Angle brackets to the rescue, apparently. The main gushing is over services like S3, and the various Google applications and Yahoo applications that can be wired together using Http APIs. That's cool, sure - but you can't really base your company's future on the free implementation, because you'll end up at the mercy of whatever outages they have - I wrote about that the other day. There's also an over-abundance of confidence in a single business model - the online application that's supported by contextual ads:

Early examples of the trend were tiny companies with significant ideas, like the consumer Internet software start-ups Flickr, a Web-based photo-sharing site, and Del .icio.us, which makes it possible for Web surfers to categorize and share things they find on the Internet. Both were acquired last year by Yahoo.

That's all funded by things like Google's AdSense - and it seems to me that there's a major correction coming in that market, based on the burgeoning threat of click-fraud. Especially when the ultimate vendor seems to benefit from the fraud (not by propagating it, more as a side-effect). Eventually, the people buying ads are going to start wondering exactly what it is they are paying for. When that happens, the business model behind a lot of the free services out there are just going to implode.

Of course, no article like this is complete without some mention of how this new trend is going to save us all from offshoring:

Even more striking is the suggestion that a broad transformation of software development might reverse the trend of outsourcing to India, where highly skilled but low-paid programmers are plentiful.

Hmm - if this trend is leading to more easily funded startups, with people working out of their homes, then how exactly does that "reverse the trend"? If distance and location end up mattering less, then cost would be one of the leading factors in any funding decision, seems to me. Not so, say the experts:

"Transforming the economics of software development completely transforms the rationales for outsourcing," Michael Schrage, a Massachusetts Institute of Technology researcher, wrote in the current issue of CIO magazine.

Given the argument being advanced in this article, I don't see how. If I can hire people from anywhere, and they can build me a new application by mashing up pre-existing components using net APIs - why wouldn't I just go with the lowest cost provider of the programming expertise? Either Schrage hasn't thought that through, or the Times decided not to add his further thinking on the subject. As I read the article, that assertion makes no sense.

Ultimately, what puts the larger vendors at risk isn't the web, or Ajax, or software components - it's a couple of different things.
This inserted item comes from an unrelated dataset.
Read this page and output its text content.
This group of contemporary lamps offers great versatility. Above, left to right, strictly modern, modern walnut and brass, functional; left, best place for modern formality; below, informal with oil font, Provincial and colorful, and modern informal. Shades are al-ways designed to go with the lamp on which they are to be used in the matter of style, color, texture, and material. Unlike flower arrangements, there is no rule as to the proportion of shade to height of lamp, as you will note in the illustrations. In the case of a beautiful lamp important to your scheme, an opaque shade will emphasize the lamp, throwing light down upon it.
In the case of Microsoft, it's simply their size, and the way they've been building software. By trying to bundle everything into Windows, they've created a huge, unmaintainable ball of mud that no one understands. Realistically, they need to do what Apple did with OS X - throw it all away and start over. I'm not sure that they have the intestinal fortitude to do that though, and they'll end up suffering for that.
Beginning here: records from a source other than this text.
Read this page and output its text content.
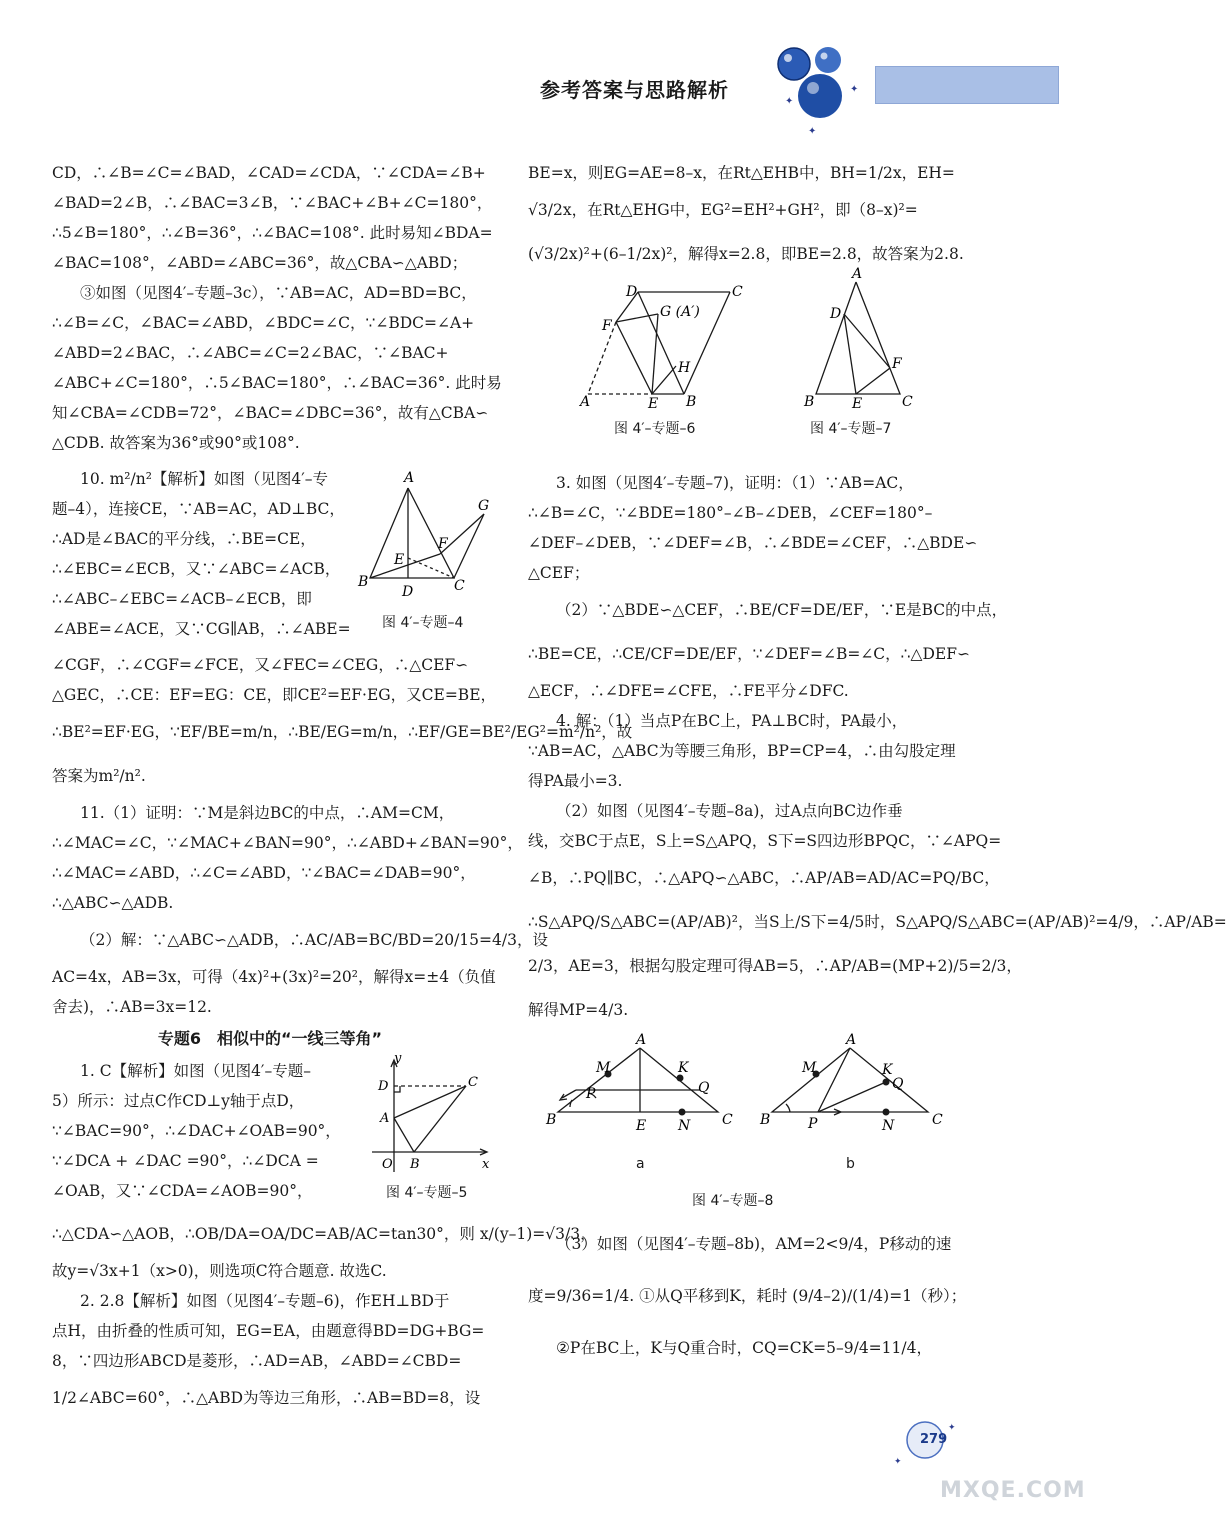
参考答案与思路解析	✦
✦
✦
CD，∴∠B=∠C=∠BAD，∠CAD=∠CDA，∵∠CDA=∠B+
∠BAD=2∠B，∴∠BAC=3∠B，∵∠BAC+∠B+∠C=180°，
∴5∠B=180°，∴∠B=36°，∴∠BAC=108°. 此时易知∠BDA=
∠BAC=108°，∠ABD=∠ABC=36°，故△CBA∽△ABD；
③如图（见图4′–专题–3c），∵AB=AC，AD=BD=BC，
∴∠B=∠C，∠BAC=∠ABD，∠BDC=∠C，∵∠BDC=∠A+
∠ABD=2∠BAC，∴∠ABC=∠C=2∠BAC，∵∠BAC+
∠ABC+∠C=180°，∴5∠BAC=180°，∴∠BAC=36°. 此时易
知∠CBA=∠CDB=72°，∠BAC=∠DBC=36°，故有△CBA∽
△CDB. 故答案为36°或90°或108°.
10. m²/n²【解析】如图（见图4′–专
题–4），连接CE，∵AB=AC，AD⊥BC，
∴AD是∠BAC的平分线，∴BE=CE，
∴∠EBC=∠ECB，又∵∠ABC=∠ACB，
∴∠ABC–∠EBC=∠ACB–∠ECB，即
∠ABE=∠ACE，又∵CG∥AB，∴∠ABE=
A
G
E
F
B
D	C
图 4′–专题–4
∠CGF，∴∠CGF=∠FCE，又∠FEC=∠CEG，∴△CEF∽
△GEC，∴CE：EF=EG：CE，即CE²=EF·EG，又CE=BE，
∴BE²=EF·EG，∵EF/BE=m/n，∴BE/EG=m/n，∴EF/GE=BE²/EG²=m²/n²，故
答案为m²/n².
11.（1）证明：∵M是斜边BC的中点，∴AM=CM，
∴∠MAC=∠C，∵∠MAC+∠BAN=90°，∴∠ABD+∠BAN=90°，
∴∠MAC=∠ABD，∴∠C=∠ABD，∵∠BAC=∠DAB=90°，
∴△ABC∽△ADB.
（2）解：∵△ABC∽△ADB，∴AC/AB=BC/BD=20/15=4/3，设
AC=4x，AB=3x，可得（4x)²+(3x)²=20²，解得x=±4（负值
舍去)，∴AB=3x=12.
专题6　相似中的“一线三等角”
1. C【解析】如图（见图4′–专题–
5）所示：过点C作CD⊥y轴于点D，
∵∠BAC=90°，∴∠DAC+∠OAB=90°，
∵∠DCA + ∠DAC =90°，∴∠DCA =
∠OAB，又∵∠CDA=∠AOB=90°，
y
D	C
A
O B	x
图 4′–专题–5
∴△CDA∽△AOB，∴OB/DA=OA/DC=AB/AC=tan30°，则 x/(y–1)=√3/3，
故y=√3x+1（x>0)，则选项C符合题意. 故选C.
2. 2.8【解析】如图（见图4′–专题–6)，作EH⊥BD于
点H，由折叠的性质可知，EG=EA，由题意得BD=DG+BG=
8，∵四边形ABCD是菱形，∴AD=AB，∠ABD=∠CBD=
1/2∠ABC=60°，∴△ABD为等边三角形，∴AB=BD=8，设
BE=x，则EG=AE=8–x，在Rt△EHB中，BH=1/2x，EH=
√3/2x，在Rt△EHG中，EG²=EH²+GH²，即（8–x)²=
(√3/2x)²+(6–1/2x)²，解得x=2.8，即BE=2.8，故答案为2.8.
D	C
G (A′)
F
H
A	E B
A
D
F
B	E	C
图 4′–专题–6	图 4′–专题–7
3. 如图（见图4′–专题–7)，证明：（1）∵AB=AC，
∴∠B=∠C，∵∠BDE=180°–∠B–∠DEB，∠CEF=180°–
∠DEF–∠DEB，∵∠DEF=∠B，∴∠BDE=∠CEF，∴△BDE∽
△CEF；
（2）∵△BDE∽△CEF，∴BE/CF=DE/EF，∵E是BC的中点，
∴BE=CE，∴CE/CF=DE/EF，∵∠DEF=∠B=∠C，∴△DEF∽
△ECF，∴∠DFE=∠CFE，∴FE平分∠DFC.
4. 解：（1）当点P在BC上，PA⊥BC时，PA最小，
∵AB=AC，△ABC为等腰三角形，BP=CP=4，∴由勾股定理
得PA最小=3.
（2）如图（见图4′–专题–8a)，过A点向BC边作垂
线，交BC于点E，S上=S△APQ，S下=S四边形BPQC，∵∠APQ=
∠B，∴PQ∥BC，∴△APQ∽△ABC，∴AP/AB=AD/AC=PQ/BC，
∴S△APQ/S△ABC=(AP/AB)²，当S上/S下=4/5时，S△APQ/S△ABC=(AP/AB)²=4/9，∴AP/AB=
2/3，AE=3，根据勾股定理可得AB=5，∴AP/AB=(MP+2)/5=2/3，
解得MP=4/3.
A
M	K
Q
P
B	E N C
A
M	K
Q
B	P	N	C
a	b
图 4′–专题–8
（3）如图（见图4′–专题–8b)，AM=2<9/4，P移动的速
度=9/36=1/4. ①从Q平移到K，耗时 (9/4–2)/(1/4)=1（秒）；
②P在BC上，K与Q重合时，CQ=CK=5–9/4=11/4，
✦
✦
279
MXQE.COM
Sun? Their problem is even simpler. By introducing Java a decade ago, they commoditized their entire market. Sun's business was built off selling proprietary hardware at profitable prices. What Java did was destroy most of the rationale for buying Sun hardware. Why buy from Sun when you can "deploy anywhere"? When Sun wonders why commodity intel boxes have overtaken them on the server side, they can have a look at the Java division for their answer.

As to IBM, they've adapted to the emerging software trends better than either MS or Sun. They had the disease that Microsoft is suffering from in the 80's, and they seem to have learned from that painful experience.

So is this a new world of software components that "changes everything"? I don't think so. During the 90's, Microsoft Windows was the OS on the vast majority of desktops, and they crreated a working component model - COM. A large set of components emerged that could be wired together by end developers building Windows applications. Which is to say, we've been here before.